5. HCCE and Continuous Super-Resolution via Hierarchical Positional Encoding

In image super-resolution, HIIF (Jiang et al., 4 Dec 2024) introduces hierarchical positional encoding that re-parameterizes local coordinates at several scales. For pixel coordinates $(x, y)$, the encoding at scale $l$ takes the form: $$(x_\text{hier}, y_\text{hier}) = [(x_\text{local}, y_\text{local}) \cdot S^{l+1}] \bmod S$$ where $S$ is a scaling factor, and $(x_\text{local}, y_\text{local})$ are normalized with respect to local features. This enables sharing of embeddings at coarse scales while allowing detailed differentiation at fine scales. Combined with implicit image functions and multi-head linear attention, HIIF demonstrates improved PSNR (up to 0.17 dB higher than prior methods), confirming the efficacy of hierarchical continuous coordinate encoding for flexible, precise super-resolution.

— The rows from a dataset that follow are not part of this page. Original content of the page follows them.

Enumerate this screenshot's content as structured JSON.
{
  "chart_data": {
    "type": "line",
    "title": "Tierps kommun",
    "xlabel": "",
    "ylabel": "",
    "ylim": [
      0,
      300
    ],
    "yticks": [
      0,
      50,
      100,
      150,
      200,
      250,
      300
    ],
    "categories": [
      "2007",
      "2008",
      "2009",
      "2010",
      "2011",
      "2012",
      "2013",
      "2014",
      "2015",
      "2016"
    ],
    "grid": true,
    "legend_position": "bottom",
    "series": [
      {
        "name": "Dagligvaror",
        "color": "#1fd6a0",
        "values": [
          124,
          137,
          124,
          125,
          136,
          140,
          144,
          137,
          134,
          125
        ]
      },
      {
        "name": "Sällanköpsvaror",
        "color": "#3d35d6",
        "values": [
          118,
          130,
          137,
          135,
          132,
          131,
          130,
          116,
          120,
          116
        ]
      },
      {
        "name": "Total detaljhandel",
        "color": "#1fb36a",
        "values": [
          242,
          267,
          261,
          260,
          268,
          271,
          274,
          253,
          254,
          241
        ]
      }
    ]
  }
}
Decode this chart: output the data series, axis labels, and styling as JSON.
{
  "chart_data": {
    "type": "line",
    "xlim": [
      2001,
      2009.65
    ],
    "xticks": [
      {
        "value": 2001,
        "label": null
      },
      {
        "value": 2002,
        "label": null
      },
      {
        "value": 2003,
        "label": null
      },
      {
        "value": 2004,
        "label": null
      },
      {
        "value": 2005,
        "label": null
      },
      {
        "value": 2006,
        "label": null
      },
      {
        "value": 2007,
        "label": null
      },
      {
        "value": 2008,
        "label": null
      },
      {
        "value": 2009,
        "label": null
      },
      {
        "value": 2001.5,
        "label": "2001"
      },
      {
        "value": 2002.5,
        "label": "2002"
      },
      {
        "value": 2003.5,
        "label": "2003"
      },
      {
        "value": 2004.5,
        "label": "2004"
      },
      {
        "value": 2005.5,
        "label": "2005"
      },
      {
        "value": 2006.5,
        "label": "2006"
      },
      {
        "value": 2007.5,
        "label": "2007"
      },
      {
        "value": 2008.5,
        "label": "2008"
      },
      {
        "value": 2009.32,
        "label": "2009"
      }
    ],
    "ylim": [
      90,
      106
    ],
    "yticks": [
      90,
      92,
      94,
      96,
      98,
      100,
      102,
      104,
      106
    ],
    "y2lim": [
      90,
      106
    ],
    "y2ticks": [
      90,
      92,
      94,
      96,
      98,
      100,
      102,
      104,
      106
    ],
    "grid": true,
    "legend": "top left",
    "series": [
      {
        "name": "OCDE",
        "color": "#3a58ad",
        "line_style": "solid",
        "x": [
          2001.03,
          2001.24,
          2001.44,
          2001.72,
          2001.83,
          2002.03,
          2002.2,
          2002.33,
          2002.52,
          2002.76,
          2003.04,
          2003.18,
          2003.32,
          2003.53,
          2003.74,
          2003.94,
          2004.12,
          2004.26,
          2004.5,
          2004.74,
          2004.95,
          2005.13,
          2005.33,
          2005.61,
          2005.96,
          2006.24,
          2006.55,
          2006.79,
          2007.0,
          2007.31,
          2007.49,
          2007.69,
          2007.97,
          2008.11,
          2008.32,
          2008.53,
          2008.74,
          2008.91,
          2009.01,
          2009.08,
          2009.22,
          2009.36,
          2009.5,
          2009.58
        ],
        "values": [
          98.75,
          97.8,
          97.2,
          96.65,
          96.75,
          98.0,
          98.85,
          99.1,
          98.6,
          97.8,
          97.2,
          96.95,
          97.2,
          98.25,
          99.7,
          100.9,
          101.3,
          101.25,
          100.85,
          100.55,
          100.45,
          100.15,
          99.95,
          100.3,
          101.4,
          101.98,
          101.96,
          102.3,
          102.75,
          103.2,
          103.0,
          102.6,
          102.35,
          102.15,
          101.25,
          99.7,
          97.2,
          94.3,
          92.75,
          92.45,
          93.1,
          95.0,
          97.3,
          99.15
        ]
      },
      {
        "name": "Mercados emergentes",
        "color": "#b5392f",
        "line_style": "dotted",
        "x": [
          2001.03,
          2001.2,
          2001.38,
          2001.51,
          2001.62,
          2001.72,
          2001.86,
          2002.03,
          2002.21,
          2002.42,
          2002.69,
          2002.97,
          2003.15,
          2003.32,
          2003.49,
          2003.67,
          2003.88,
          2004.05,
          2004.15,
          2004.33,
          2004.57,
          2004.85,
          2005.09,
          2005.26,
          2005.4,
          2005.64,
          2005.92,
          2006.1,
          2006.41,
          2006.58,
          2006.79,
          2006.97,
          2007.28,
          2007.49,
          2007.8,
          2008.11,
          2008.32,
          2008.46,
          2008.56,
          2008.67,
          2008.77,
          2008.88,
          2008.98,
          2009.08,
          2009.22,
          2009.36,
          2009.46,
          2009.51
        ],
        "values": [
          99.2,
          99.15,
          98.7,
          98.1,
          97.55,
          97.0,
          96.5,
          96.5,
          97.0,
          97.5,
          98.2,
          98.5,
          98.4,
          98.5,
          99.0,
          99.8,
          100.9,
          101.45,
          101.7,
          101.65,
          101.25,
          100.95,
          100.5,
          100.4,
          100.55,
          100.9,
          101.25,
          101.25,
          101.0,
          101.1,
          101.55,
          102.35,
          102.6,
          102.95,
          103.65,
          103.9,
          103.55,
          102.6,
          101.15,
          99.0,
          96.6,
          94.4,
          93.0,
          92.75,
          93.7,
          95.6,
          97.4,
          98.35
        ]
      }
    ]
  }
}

6. HCCE in Coordinate-Based Neural Representations for Compression

COOL-CHIC (Ladune et al., 2022) uses coordinate-based neural representations and hierarchical latent spaces for image compression. Here, images are mapped as

$x(i, j) = f_\theta(i, j)$

using a compact MLP. Hierarchical latent variables at multiple resolutions are upsampled and concatenated, providing $z = \text{upsample}(\{y_k\})$ as input to the decoder. This structure allows the codec to balance global and local detail adaptively, achieving competitive rate-distortion tradeoffs with only $\sim$629 parameters and 680 multiplications per decoded pixel. The HCCE context supports real-time decoded applications and flexible bitrate adaptation without architectural changes.

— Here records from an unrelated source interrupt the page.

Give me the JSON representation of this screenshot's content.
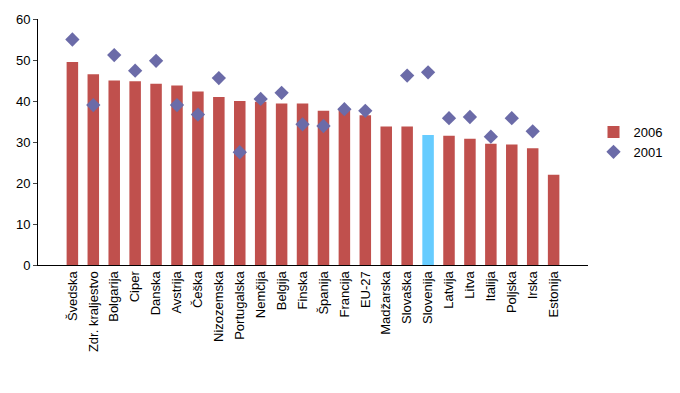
{
  "chart_data": {
    "type": "bar",
    "categories": [
      "Švedska",
      "Zdr. kraljestvo",
      "Bolgarija",
      "Ciper",
      "Danska",
      "Avstrija",
      "Češka",
      "Nizozemska",
      "Portugalska",
      "Nemčija",
      "Belgija",
      "Finska",
      "Španija",
      "Francija",
      "EU-27",
      "Madžarska",
      "Slovaška",
      "Slovenija",
      "Latvija",
      "Litva",
      "Italija",
      "Poljska",
      "Irska",
      "Estonija"
    ],
    "series": [
      {
        "name": "2006",
        "type": "bar",
        "color": "#c0504d",
        "colors": [
          "#c0504d",
          "#c0504d",
          "#c0504d",
          "#c0504d",
          "#c0504d",
          "#c0504d",
          "#c0504d",
          "#c0504d",
          "#c0504d",
          "#c0504d",
          "#c0504d",
          "#c0504d",
          "#c0504d",
          "#c0504d",
          "#c0504d",
          "#c0504d",
          "#c0504d",
          "#66ccff",
          "#c0504d",
          "#c0504d",
          "#c0504d",
          "#c0504d",
          "#c0504d",
          "#c0504d"
        ],
        "values": [
          49.5,
          46.5,
          45,
          44.8,
          44.2,
          43.8,
          42.3,
          41,
          40,
          39.8,
          39.4,
          39.4,
          37.6,
          38,
          36.5,
          33.8,
          33.8,
          31.7,
          31.5,
          30.8,
          29.6,
          29.4,
          28.5,
          22
        ]
      },
      {
        "name": "2001",
        "type": "scatter",
        "marker": "diamond",
        "color": "#6b6ba8",
        "values": [
          55,
          39,
          51.2,
          47.4,
          49.8,
          39,
          36.7,
          45.6,
          27.5,
          40.5,
          42,
          34.3,
          33.9,
          38,
          37.6,
          null,
          46.2,
          47,
          35.8,
          36.1,
          31.3,
          35.8,
          32.6,
          null
        ]
      }
    ],
    "ylim": [
      0,
      60
    ],
    "yticks": [
      0,
      10,
      20,
      30,
      40,
      50,
      60
    ],
    "grid": false,
    "legend": "right"
  }
}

7. Theoretical Context and Relation to Hierarchical Multi-Scale Learning

The notion of continuous, hierarchical encoding for coordinates is comparable to the multi-scale memory structures in hierarchical multiscale neural networks (Wolf et al., 2018). In those models, representations are allocated at different time scales (short/medium/long-term), facilitated by online meta-learners and anchored by elastic weights consolidation. Both frameworks, HCCE and hierarchical multiscale neuro-symbolic models, formalize hierarchical dynamic representations and recurrent anchoring to stable reference points as fundamental to robust continuous learning, context adaptation, and catastrophic forgetting mitigation.

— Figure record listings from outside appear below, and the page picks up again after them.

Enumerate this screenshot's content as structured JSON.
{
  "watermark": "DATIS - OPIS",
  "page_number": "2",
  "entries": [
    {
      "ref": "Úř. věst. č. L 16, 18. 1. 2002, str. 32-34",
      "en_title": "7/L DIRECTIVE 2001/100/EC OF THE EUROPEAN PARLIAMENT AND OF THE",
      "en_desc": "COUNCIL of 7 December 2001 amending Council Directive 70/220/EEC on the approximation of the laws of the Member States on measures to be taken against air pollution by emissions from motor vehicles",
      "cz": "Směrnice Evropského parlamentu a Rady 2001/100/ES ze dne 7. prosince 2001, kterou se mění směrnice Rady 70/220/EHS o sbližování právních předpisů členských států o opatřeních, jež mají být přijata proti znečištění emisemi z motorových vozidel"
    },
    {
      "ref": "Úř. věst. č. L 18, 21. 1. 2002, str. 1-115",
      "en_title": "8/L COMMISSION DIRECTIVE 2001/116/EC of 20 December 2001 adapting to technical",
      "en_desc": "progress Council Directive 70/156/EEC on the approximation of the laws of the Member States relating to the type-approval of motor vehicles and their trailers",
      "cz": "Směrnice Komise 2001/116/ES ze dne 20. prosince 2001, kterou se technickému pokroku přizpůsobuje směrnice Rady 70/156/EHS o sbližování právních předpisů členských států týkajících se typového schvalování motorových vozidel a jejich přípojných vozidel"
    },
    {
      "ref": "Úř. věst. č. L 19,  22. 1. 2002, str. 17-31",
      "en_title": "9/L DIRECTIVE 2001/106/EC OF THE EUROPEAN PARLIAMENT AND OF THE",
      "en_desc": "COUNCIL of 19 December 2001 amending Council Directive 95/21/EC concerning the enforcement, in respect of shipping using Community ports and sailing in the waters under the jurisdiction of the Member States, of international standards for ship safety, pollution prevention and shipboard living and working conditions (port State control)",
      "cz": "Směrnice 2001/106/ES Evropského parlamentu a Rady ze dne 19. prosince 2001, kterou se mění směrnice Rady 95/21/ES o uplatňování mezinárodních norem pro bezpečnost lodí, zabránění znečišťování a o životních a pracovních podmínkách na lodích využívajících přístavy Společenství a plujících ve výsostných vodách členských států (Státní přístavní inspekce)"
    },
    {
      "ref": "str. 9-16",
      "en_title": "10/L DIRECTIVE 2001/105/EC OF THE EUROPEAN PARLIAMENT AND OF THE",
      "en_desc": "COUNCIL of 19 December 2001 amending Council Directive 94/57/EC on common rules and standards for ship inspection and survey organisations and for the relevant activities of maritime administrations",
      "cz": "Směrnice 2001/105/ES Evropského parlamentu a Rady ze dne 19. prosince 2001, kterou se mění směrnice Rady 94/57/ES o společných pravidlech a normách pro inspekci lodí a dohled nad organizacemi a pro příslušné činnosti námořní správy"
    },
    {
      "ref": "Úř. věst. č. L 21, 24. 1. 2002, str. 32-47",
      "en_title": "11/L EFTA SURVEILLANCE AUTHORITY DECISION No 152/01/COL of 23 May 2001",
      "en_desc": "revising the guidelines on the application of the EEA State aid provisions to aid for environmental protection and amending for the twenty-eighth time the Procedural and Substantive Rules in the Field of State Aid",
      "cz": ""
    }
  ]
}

8. Practical Implications and Future Directions

HCCE is broadly applicable in any domain requiring high-precision spatial encoding, scalable learning, and smooth transition between representations. By employing continuous codes in hierarchical architectures, neural networks better exploit spatial locality, avoid discretization artifacts, and integrate global context. Methods such as distribution-aware coordinate decoding (e.g., Taylor expansion, as per DARK (Chatzitofis et al., 2021)) and non-quantized ground-truth heatmaps align well with the HCCE principle of unbiased supervision. A plausible implication is that further extensions in continuous, hierarchical coordinate representation could benefit 3D scene understanding, generative modeling, and systems that necessitate arbitrary scaling or precise localization under resource constraints.